The Socratic dialogues, again, have some insight to this matter. In Gorgias, Socrates suggests that on the scale of evil – which goes hand in hand with the scale of misery, second is the man who does wrong, but first is the man who does wrong and gets away with it. Godfrey is this ‘first’ who is more miserable, which shows that he has been justly served; for several years, he had to endure being this ‘first’ man, hiding his guilt before having the courage to be the ‘second’, less miserable man.
Godfrey again pushes for his perceived justice (personal interest) when he tries to coax Silas into giving him Eppie ‘You may look at it in that way, Marner, but I never can; and I hope you’ll let me act according to my own feeling of what’s just. ’ Again, justice prevails and Godfrey is unsuccessful. Justification and religion are somewhat reconciled when the narrator reflects upon Nancy’s character and Sunday thoughts by recognizing that ‘the spirit of rectitude’ came with the ‘sacred documents of the past’.
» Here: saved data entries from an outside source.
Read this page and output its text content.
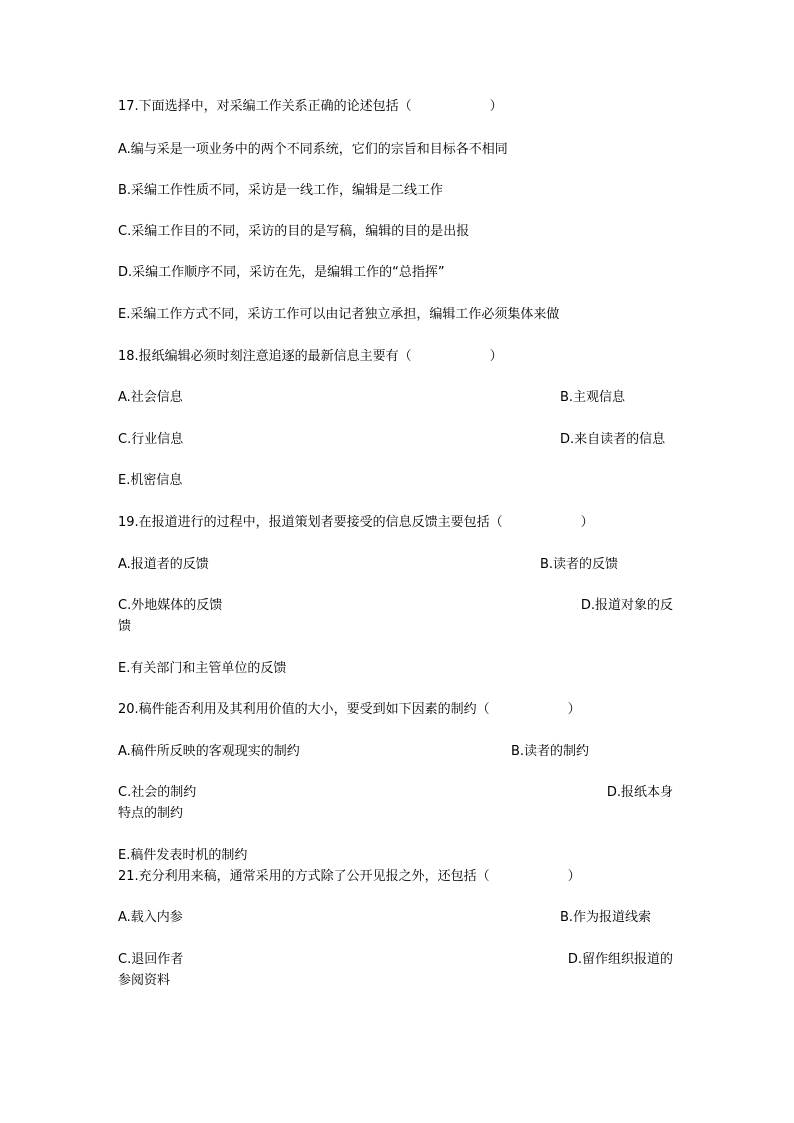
17.下面选择中，对采编工作关系正确的论述包括（　　　　　　）
A.编与采是一项业务中的两个不同系统，它们的宗旨和目标各不相同
B.采编工作性质不同，采访是一线工作，编辑是二线工作
C.采编工作目的不同，采访的目的是写稿，编辑的目的是出报
D.采编工作顺序不同，采访在先，是编辑工作的“总指挥”
E.采编工作方式不同，采访工作可以由记者独立承担，编辑工作必须集体来做
18.报纸编辑必须时刻注意追逐的最新信息主要有（　　　　　　）
A.社会信息	B.主观信息
C.行业信息	D.来自读者的信息
E.机密信息
19.在报道进行的过程中，报道策划者要接受的信息反馈主要包括（　　　　　　）
A.报道者的反馈	B.读者的反馈
C.外地媒体的反馈	D.报道对象的反
馈
E.有关部门和主管单位的反馈
20.稿件能否利用及其利用价值的大小，要受到如下因素的制约（　　　　　　）
A.稿件所反映的客观现实的制约	B.读者的制约
C.社会的制约	D.报纸本身
特点的制约
E.稿件发表时机的制约
21.充分利用来稿，通常采用的方式除了公开见报之外，还包括（　　　　　　）
A.载入内参	B.作为报道线索
C.退回作者	D.留作组织报道的
参阅资料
This opens the way for the justice to come upon her, first with ‘Godfrey . . . [doing] Nancy no injustice as to the motives of her obstinacy’ and the deserved revelation that Godfrey was Eppie’s biological father. A series of events drives justice to triumph by the end of Silas Marner. Effectively, George Eliot starts the narrative from the complete opposite – injustice – so that there is room for justice to develop. She recognizes the complexity of achieving justice when she writes about Molly’s struggle.
‘Just and self-reproving thoughts do not come to us too thickly, even in the purest air, and with the best lessons of heaven and earth’. This adds to the gravity of the accomplishment of justice in the end of the novel. Furthermore, George Eliot does not restrain this achievement and discourages us, as readers, in doing so. She provides this wise insight: ‘When we are treated well, we naturally begin to think that we are not altogether unmeritorious, and that it is only just we should treat ourselves well, and not mar our own fortune. ’ By Chino Jose San Diego Garcia.